I was intrigued. I am a fan of many of the authors and narrators, but could I set aside a whole hour? Doesn’t that seem like a silly thing to ask myself? That’s my reality, though, at this moment in my life. I wanted to carve out an hour, but could I?

As I very slowly and cautiously emerge from this cocoon, I am making an effort to invest some time in my physical health (again, very grateful that I have been able to focus so singularly on my mental health, without my physical health suffering). I’ve done little things like walk my dogs, but for close to a year, I haven’t done any other meaningful exercise. I haven’t jogged, I haven’t even practiced yoga. And my body is starting to tell me that I need to take better care of it. I listened, and I don’t make new year resolutions, but back in December, Anne and I committed to walking at least every other day, with the goal of doing a 5K in the future.
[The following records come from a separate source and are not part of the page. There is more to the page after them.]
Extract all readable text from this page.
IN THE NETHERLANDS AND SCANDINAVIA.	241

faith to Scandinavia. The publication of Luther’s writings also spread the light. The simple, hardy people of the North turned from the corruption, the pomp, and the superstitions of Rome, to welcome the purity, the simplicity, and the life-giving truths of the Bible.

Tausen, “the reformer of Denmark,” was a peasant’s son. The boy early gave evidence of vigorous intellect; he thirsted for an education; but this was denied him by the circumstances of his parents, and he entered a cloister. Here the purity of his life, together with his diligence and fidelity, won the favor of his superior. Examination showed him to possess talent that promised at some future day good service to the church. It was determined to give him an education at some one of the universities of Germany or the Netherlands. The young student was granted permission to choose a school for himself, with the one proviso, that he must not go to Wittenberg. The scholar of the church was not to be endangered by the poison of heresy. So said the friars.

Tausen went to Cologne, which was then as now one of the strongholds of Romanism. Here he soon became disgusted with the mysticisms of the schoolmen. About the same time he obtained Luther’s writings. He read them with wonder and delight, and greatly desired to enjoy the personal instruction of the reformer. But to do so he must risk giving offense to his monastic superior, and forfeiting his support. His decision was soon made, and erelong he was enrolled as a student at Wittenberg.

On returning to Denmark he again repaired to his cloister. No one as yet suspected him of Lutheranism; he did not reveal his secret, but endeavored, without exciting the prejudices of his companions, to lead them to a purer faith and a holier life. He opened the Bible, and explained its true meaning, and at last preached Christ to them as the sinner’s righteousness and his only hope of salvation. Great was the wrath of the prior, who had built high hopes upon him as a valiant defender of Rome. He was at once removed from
To slowly work my body back into a place where it can do a 5K and not collapse, I walk every day, even if it’s just around the block, because I’m middle-aged, and it just takes longer for my body to work itself back into good shape than it did when I was younger. But I haven’t taken a long walk, by myself, until today. Today, I put on my headphones, picked a book to listen to, and took Jason Isaacs and NK Jemisin out with me. I literally did not want to come home until I finished listening to him narrate her short story, “Emergency Skin”. My legs were all, “bro, we’re getting tired” and I was like “shut up and keep walking. I need to know how this ends.”

My artistic spirit feels nourished and inspired, and my body feels good. I could easily have spent that hour doing nothing but goofing off, but I made a deliberate choice to do the personal work I need to do on my body and my mind, so I can live my best life.

I still have a TREMENDOUS amount of pain to heal, and while today is a pretty good day, I know there are rough days ahead (and also other good days), so I’m choosing to be present and grateful for that.

Over the last year, I’ve worked really hard to heal myself and unpack a lot of pain and trauma. I’ve made a lot of good progress, but it’s come at a cost. I’ve forgotten how to read. I’ve forgotten how to have fun. I’ve forgotten how to be joyful. But it’s slowly and surely coming back to me.

And I now have at least five hours of what looks like great reading/listening ahead of me, that I hope will inspire me to write my own stories.

PS: speaking of audiobooks, I had the privilege of narrating Andy Weir’s The Martian for Audible, and it debuted at number one when it was released last week!